Meghan and Josslyn, two other heart moms I talked with multiple times before Luca was born and finally got to meet. Josslyn is Charlie’s mom. I reached out to her because I found out she delivered at the same hospital as I was going to and therefore had a similar birth experience. You might remember that I was not fond of my experience and I was pretty anxious about the hospital. Charlie has completed two of the three staged surgeries, and is doing well. Meghan is Lawson’s mom, and she actually reached out to me after hearing of Luca’s story. I got to share everything with her. Lawson has completed the first of the three staged surgeries and is also doing well.
Proud parents of Lawson, Luca, and Charlie.
Large photos were on display of each child represented at the event. This was very cool to walk in and see.
And honoring the sweet children who are no longer with us. Gracie, on the left, is the daughter of Adam and Terra, the founders of Hopeful Hearts and of course our sweet baby Luca.

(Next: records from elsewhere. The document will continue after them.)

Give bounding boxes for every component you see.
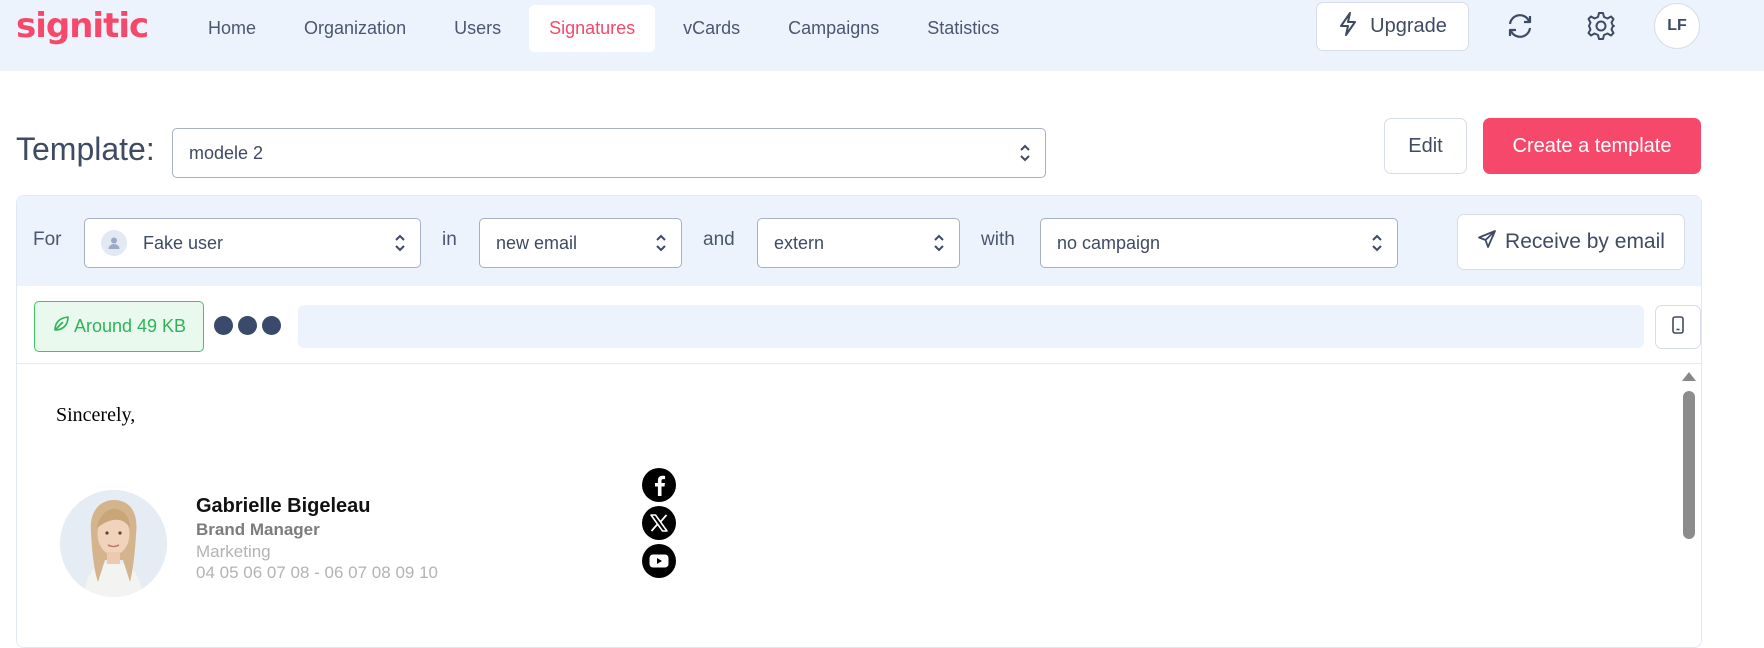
chevron-updown-icon <box>1020 144 1030 162</box>
email-type-value: new email <box>496 232 578 253</box>
preview-address-bar <box>298 305 1644 348</box>
chevron-updown-icon <box>395 234 405 252</box>
user-select[interactable]: Fake user <box>84 218 421 268</box>
signitic-logo[interactable]: signitic <box>16 6 149 46</box>
lightning-icon <box>1338 11 1358 42</box>
nav-statistics[interactable]: Statistics <box>907 5 1019 52</box>
and-label: and <box>703 229 735 250</box>
facebook-icon[interactable] <box>642 468 676 502</box>
x-icon[interactable] <box>642 506 676 540</box>
create-template-button[interactable]: Create a template <box>1483 118 1701 174</box>
nav-campaigns[interactable]: Campaigns <box>768 5 899 52</box>
window-dot <box>214 316 233 335</box>
user-select-value: Fake user <box>143 232 224 253</box>
filter-bar: For Fake user in new email and extern wi… <box>17 196 1701 286</box>
edit-button[interactable]: Edit <box>1384 118 1467 174</box>
audience-select[interactable]: extern <box>757 218 960 268</box>
send-icon <box>1477 229 1497 255</box>
mobile-preview-button[interactable] <box>1655 305 1701 349</box>
upgrade-label: Upgrade <box>1370 15 1447 37</box>
scrollbar-thumb[interactable] <box>1683 391 1695 539</box>
user-avatar[interactable]: LF <box>1654 3 1700 49</box>
signature-preview-panel: For Fake user in new email and extern wi… <box>16 195 1702 648</box>
window-dot <box>238 316 257 335</box>
window-dots <box>214 316 281 335</box>
receive-by-email-button[interactable]: Receive by email <box>1457 214 1685 270</box>
signature-department: Marketing <box>196 542 271 561</box>
size-badge: Around 49 KB <box>34 301 204 352</box>
template-select[interactable]: modele 2 <box>172 128 1046 178</box>
template-select-value: modele 2 <box>189 142 264 163</box>
template-label: Template: <box>16 131 155 167</box>
in-label: in <box>442 229 457 250</box>
campaign-select[interactable]: no campaign <box>1040 218 1398 268</box>
youtube-icon[interactable] <box>642 544 676 578</box>
gear-icon[interactable] <box>1583 8 1619 44</box>
top-navigation: signitic Home Organization Users Signatu… <box>0 0 1764 71</box>
nav-organization[interactable]: Organization <box>284 5 426 52</box>
main-nav: Home Organization Users Signatures vCard… <box>188 4 1027 52</box>
nav-users[interactable]: Users <box>434 5 521 52</box>
email-preview: Sincerely, Gabrielle Bigeleau Brand Mana… <box>17 364 1701 647</box>
leaf-icon <box>52 315 70 338</box>
window-dot <box>262 316 281 335</box>
audience-value: extern <box>774 232 825 253</box>
nav-vcards[interactable]: vCards <box>663 5 760 52</box>
mobile-icon <box>1671 315 1685 339</box>
signature-photo <box>60 490 167 597</box>
greeting-text: Sincerely, <box>56 404 136 426</box>
signature-title: Brand Manager <box>196 520 320 539</box>
size-label: Around 49 KB <box>73 316 187 336</box>
email-type-select[interactable]: new email <box>479 218 682 268</box>
upgrade-button[interactable]: Upgrade <box>1316 2 1469 51</box>
nav-signatures[interactable]: Signatures <box>529 4 656 52</box>
chevron-updown-icon <box>934 234 944 252</box>
with-label: with <box>981 229 1015 250</box>
for-label: For <box>33 229 62 250</box>
sync-icon[interactable] <box>1502 8 1538 44</box>
chevron-updown-icon <box>1372 234 1382 252</box>
nav-home[interactable]: Home <box>188 5 276 52</box>
user-icon <box>101 230 127 256</box>
preview-toolbar: Around 49 KB <box>17 286 1701 364</box>
campaign-value: no campaign <box>1057 232 1161 253</box>
scroll-up-arrow[interactable] <box>1682 372 1696 381</box>
chevron-updown-icon <box>656 234 666 252</box>
signature-phones: 04 05 06 07 08 - 06 07 08 09 10 <box>196 563 438 582</box>
receive-by-email-label: Receive by email <box>1505 230 1665 253</box>
signature-name: Gabrielle Bigeleau <box>196 495 371 517</box>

Each table was named after a child who was honored at the event. Here we are at Table Luca. Each place setting had a 5×7 card with all of Luca’s facts on the front, like what his condition, the surgeries, whether or not diagnosed prenatally, etc. The back included his story. So many people got to read his story and see his face. I cannot explain how wonderful this was for us.
Would ya look at this?! We never get to attend anything together because of AJ’s soccer schedule. We were excited to spend the evening together at such a wonderful event, supporting a wonderful cause, and talking about Luca.
If you know someone who has lost a child, I would encourage you to reach out to that person. If you find yourself thinking of that child, let his or her parents know. Mention the child by name. Doing so will not be some shocking reminder that their child is no longer here; they didn’t forget their child died. What you’re reminding them of is that someone remembers that their child lived, and that is a great, great gift.
We spent the entire night talking about Luca, sharing his story, having people ask us about him, seeing his face everywhere, and connecting with other people who have shared the same or similar journeys. That alone was incredibly healing.
So, Danielle, if you’re reading this, thanks for the work you did. Not only did you help raise a ton of money and awareness for children like ours, you provided a source of healing for my husband and me. For that, we are thankful, and we are excited to be apart of this in the future!
Check out the Hopeful Hearts Foundation when you get a chance. Adam and Terra have a wonderful story to share about their three children with serious CHDs. What they’re doing for families like ours is special.